Geographic variation: TGCM produces national scores. Actual displacement varies by region based on industry concentration, employer behavior, and local labor market conditions.
Non-LLM AI: While TGCM focuses on generative AI / LLM capabilities, some occupations face displacement from other AI types (computer vision, robotics). We incorporate these where relevant but the methodology is LLM-centric.
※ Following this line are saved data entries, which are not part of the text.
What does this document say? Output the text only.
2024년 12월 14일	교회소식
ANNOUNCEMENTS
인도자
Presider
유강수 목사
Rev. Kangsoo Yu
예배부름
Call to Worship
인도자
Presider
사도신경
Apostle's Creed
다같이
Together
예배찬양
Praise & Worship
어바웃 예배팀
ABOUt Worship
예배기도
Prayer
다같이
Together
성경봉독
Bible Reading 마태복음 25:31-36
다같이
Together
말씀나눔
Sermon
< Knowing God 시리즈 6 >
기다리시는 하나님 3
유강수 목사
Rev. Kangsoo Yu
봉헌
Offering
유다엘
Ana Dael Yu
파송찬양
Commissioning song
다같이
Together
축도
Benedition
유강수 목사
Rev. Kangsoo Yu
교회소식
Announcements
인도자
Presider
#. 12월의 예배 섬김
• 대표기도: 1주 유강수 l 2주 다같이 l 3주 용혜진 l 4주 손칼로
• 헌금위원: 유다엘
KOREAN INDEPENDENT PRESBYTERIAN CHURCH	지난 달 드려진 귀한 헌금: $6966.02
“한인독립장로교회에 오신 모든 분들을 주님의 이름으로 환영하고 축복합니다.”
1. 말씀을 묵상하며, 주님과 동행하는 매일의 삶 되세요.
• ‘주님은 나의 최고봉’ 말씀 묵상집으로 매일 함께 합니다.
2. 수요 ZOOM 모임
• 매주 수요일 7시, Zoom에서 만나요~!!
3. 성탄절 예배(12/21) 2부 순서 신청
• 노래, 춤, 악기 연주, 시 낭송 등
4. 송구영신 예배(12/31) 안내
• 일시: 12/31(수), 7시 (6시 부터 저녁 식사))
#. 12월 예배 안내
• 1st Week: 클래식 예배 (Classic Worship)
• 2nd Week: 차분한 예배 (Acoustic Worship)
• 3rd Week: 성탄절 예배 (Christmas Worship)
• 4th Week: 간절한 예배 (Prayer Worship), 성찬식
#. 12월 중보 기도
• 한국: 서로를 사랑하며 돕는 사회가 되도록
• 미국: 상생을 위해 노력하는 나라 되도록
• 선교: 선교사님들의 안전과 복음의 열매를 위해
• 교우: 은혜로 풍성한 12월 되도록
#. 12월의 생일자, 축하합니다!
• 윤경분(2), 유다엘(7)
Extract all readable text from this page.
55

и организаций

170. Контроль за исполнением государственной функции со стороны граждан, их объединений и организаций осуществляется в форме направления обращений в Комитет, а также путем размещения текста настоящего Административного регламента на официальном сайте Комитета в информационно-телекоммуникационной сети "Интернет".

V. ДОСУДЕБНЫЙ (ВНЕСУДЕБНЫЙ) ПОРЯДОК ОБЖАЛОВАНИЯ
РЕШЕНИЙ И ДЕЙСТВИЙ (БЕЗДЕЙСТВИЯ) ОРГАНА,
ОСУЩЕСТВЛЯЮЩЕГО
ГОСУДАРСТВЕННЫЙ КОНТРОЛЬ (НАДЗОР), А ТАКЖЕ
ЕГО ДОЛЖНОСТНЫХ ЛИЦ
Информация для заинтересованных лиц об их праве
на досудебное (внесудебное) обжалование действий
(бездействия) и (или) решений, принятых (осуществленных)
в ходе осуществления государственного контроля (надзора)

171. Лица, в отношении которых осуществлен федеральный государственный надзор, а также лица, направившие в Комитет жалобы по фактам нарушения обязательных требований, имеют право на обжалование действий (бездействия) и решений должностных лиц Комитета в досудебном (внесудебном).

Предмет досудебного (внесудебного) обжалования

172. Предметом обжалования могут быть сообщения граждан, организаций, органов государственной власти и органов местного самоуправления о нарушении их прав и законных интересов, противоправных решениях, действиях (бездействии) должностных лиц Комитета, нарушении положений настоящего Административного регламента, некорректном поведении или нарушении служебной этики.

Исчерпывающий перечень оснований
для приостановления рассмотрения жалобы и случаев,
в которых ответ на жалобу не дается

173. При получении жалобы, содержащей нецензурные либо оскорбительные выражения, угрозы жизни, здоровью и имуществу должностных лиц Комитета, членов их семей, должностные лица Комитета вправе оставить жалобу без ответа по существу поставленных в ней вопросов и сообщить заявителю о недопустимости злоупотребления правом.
Comparison to Other Approaches

How TGCM differs from prior automation risk methodologies:

Feature	Frey & Osborne (2013)	Eloundou et al. (2023)	TGCM (AIJobWatch)
Unit of analysis	Whole occupation	Task + occupation	Task (weighted)
AI scope	Broad automation (including robotics)	GPT-family LLMs	Frontier LLMs + specialized AI
Scoring method	ML classifier on occupation features	Human + GPT-4 labeling	LLM pre-score + expert calibration + empirical validation
Barrier adjustment	Implicit (in ML features)	Separate exposure vs. vulnerability analysis	Explicit barrier categories with empirical weights
Time horizon	"Over some unspecified number of years"	Current capabilities + near-term	10-year window (updated quarterly)
Multi-dimensional	Single probability	Exposure score (α, β, ζ levels)	Five-pillar composite (TAP, EAS, WPI, HDR, BTE)
Update frequency	Periodic (2013, 2017, 2024)	Single publication	Quarterly

Data Access and Reproducibility

We publish the following for full reproducibility:

Task-level scores: Every task statement, its automation score, weight, and the final occupation ADI — available as downloadable CSV on our Data page
Methodology code: The scoring algorithm (excluding proprietary expert panel adjustments) is open-source on GitHub
Expert panel composition: Named experts and their institutional affiliations (with consent)
Quarterly changelog: What changed in each quarterly update, including which occupations were re-scored and why
Validation data: Retrospective validation datasets and correlation analyses

How to Use ADI Scores

ADI scores are designed to be informative, not deterministic. Appropriate uses:

Career guidance: Comparing relative risk across occupations (e.g., "accounting has higher AI exposure than nursing"). Do not use as sole basis for career decisions.
Policy analysis: Identifying high-concentration geographic areas or demographic groups. Suitable for targeting workforce development resources.
Employer planning: Understanding which roles within an organization face highest AI exposure. Useful for retraining investment prioritization.
Research: As a dependent or independent variable in labor economics research. Cite the methodology version and date.

Conclusion

TGCM is our best effort to bring rigor and transparency to the question of AI displacement risk. It builds on prior work by Frey & Osborne, Eloundou et al., and the OECD while adding task-level granularity, multi-dimensional scoring, quarterly updates, and explicit barrier adjustments. Like all models, it is wrong in specifics — but we believe it is directionally useful and, critically, fully transparent. Every score can be traced back to specific tasks, specific capability assessments, and specific weights. We invite scrutiny, critique, and improvement from the research community, policymakers, and the workers whose livelihoods these scores describe.